Several years ago, Google developed what it thought was a leading-edge algorithm using data it collected from web searches to determine exactly how many people had influenza and how the disease was spreading. It tried to calculate the number of people with flu in the United States by relating people's location to flu-related search queries on Google. The service has consistently overestimated flu rates when compared to conventional data collected afterward by the U.S. Centers for Disease Control (CDC). According to Google Flu Trends, nearly 11 percent of the U.S. population was supposed to have had influenza at the flu season's peak in mid-January 2013. However, an article in the science journal Nature stated that Google's results were twice the actual number the U.S. Centers for Disease Control and Prevention estimated, which had 6 percent of the population coming down with the disease. Why did this happen? Several scientists suggested that widespread media coverage of that year's severe flu season in the United States, which was further amplified by social media coverage, tricked Google. Google's algorithm only looked at numbers, not the context of the search results.
Big data can also provide a distorted picture of the problem. Boston's street Bump app uses a smartphone's accelerometer to detect potholes without the need for city workers to patrol the streets. Users of this mobile app collect road condition data while they drive and automatically provide city government with real-time information to fix problems and plan long-term investments. However, what Street Bump actually produces is a map of potholes that favors young, affluent areas where more people own smartphones. The capability to record every road bump or pothole from every enabled phone is not the same as recording every pothole. Data contain systematic biases, and it takes careful thought to spot and correct for those biases.
And let's not forget that big data poses some challenges to information security and privacy. As Chapter 4 pointed out, companies are now aggressively collecting and mining massive data sets on people's shopping habits, incomes, hobbies, residences, and (through mobile devices) movements from place to place. They are using such big data to discover new facts about people, to classify them based on subtle patterns, to flag them as risks (for example, loan default risks or health risks), to predict their behavior, and to manipulate them for maximum profit.
When you combine someone's personal information with pieces of data from many sources, you can infer new facts about that person (such as the fact that they are showing early signs of Parkinson's disease, or are unconsciously drawn toward products that are colored blue or green).
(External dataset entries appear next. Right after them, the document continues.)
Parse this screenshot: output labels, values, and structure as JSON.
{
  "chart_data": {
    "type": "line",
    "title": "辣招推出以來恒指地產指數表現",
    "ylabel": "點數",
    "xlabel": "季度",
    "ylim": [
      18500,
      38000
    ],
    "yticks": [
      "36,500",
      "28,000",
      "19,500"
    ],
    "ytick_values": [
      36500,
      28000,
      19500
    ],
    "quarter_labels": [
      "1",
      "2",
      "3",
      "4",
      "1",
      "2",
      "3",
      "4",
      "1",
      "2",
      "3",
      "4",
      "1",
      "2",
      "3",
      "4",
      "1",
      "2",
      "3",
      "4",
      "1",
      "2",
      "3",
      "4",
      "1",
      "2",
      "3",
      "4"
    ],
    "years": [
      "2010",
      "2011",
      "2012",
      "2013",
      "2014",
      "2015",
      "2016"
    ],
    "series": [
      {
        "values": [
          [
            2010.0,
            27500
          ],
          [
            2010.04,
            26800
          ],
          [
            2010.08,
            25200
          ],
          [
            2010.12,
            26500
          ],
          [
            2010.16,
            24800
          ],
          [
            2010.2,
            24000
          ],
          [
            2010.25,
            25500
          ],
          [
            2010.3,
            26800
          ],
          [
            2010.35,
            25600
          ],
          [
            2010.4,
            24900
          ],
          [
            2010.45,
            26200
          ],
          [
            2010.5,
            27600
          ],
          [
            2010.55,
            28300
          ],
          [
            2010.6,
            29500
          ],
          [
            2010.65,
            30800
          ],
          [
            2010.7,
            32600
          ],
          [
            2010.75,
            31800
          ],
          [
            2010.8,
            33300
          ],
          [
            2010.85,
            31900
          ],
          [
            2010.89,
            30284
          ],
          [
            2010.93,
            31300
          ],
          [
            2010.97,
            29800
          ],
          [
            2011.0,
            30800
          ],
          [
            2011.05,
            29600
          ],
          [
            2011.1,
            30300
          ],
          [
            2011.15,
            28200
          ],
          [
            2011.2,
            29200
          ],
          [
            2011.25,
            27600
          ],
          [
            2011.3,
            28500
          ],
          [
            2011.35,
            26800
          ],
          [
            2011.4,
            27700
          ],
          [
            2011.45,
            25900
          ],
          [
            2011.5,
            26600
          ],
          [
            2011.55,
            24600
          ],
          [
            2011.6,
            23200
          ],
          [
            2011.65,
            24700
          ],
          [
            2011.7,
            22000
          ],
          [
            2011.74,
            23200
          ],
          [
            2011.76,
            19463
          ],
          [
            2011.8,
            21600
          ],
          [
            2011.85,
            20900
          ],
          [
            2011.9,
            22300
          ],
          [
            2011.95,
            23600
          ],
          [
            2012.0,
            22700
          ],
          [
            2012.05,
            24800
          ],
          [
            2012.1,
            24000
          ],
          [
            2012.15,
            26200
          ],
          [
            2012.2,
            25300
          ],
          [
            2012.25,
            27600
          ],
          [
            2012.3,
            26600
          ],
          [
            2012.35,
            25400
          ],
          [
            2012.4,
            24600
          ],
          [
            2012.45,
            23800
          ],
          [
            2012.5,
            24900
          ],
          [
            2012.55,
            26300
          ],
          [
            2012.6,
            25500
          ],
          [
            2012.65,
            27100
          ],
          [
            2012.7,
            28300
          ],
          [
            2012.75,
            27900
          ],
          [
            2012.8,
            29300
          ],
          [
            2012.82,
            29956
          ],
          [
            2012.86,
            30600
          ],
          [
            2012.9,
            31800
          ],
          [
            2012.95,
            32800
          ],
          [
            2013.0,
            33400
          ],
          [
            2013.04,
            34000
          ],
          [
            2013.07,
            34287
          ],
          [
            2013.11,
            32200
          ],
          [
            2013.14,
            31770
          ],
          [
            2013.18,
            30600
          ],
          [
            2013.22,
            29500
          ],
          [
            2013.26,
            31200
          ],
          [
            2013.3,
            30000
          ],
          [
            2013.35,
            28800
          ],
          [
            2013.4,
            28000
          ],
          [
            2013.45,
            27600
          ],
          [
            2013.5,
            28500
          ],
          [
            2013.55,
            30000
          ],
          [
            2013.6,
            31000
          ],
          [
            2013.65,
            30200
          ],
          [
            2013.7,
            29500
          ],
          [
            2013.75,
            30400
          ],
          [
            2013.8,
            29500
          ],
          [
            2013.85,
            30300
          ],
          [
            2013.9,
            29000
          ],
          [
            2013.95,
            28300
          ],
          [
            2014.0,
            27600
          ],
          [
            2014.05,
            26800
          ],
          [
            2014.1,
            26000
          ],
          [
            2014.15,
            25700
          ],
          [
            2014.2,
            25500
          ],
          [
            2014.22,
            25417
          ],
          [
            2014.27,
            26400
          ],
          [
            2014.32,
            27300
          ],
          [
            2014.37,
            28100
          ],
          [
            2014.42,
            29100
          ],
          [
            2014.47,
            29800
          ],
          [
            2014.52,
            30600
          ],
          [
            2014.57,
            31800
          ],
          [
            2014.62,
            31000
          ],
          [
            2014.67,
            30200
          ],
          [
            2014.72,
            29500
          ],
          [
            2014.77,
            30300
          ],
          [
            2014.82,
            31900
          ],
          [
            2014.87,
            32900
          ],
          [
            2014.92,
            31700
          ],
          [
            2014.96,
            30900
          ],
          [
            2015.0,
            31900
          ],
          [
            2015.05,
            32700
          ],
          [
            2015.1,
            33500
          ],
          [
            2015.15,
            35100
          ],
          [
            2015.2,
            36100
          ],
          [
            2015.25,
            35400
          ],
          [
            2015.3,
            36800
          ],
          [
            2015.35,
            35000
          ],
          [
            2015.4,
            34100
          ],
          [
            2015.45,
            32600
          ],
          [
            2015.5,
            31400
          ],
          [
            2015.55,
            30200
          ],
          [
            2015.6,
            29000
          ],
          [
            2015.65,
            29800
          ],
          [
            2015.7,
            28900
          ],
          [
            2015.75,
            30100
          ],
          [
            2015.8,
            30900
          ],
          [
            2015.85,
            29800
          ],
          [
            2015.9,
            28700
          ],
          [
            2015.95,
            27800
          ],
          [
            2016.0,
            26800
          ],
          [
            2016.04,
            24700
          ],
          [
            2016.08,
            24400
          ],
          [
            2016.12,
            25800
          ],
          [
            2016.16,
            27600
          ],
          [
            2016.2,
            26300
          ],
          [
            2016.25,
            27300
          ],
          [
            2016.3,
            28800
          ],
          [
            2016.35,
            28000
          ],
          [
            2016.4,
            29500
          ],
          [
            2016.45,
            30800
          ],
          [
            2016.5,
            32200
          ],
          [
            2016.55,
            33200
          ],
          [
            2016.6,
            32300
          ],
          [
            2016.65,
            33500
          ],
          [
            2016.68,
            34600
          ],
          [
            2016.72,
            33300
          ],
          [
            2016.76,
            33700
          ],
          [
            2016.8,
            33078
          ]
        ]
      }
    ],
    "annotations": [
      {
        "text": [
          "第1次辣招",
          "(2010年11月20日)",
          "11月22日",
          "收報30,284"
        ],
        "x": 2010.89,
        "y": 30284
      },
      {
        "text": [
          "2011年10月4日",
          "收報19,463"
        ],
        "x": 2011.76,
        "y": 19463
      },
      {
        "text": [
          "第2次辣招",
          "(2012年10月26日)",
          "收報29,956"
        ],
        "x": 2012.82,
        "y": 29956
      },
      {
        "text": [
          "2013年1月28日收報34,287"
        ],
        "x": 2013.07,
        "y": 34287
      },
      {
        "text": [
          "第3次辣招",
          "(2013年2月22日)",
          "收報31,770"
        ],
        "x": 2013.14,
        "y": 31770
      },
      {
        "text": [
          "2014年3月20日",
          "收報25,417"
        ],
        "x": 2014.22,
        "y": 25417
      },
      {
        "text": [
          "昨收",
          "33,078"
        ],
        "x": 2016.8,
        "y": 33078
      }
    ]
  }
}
If asked, most people might not want to disclose such information, but they might not even know such information about them exists. Privacy experts worry that people will be tagged and suffer adverse consequences without due process, denied the ability to fight back, or even know that they have been discriminated against.
case study questions PLEASE USE THE ABOVE CASE STUDY TO ANSWER QUESTIONS BELOW
- What business benefits did the companies and services described in this case achieve by analyzing and using big data?
- Identify two decisions at the organizations described in this case that were improved by using big data and two decisions that big data did not improve.
- List and describe the limitations to using big data.
- Should all organizations try to analyze big data? Why or why not? What people, organization, and technology issues should be addressed before a company decides to work with big data?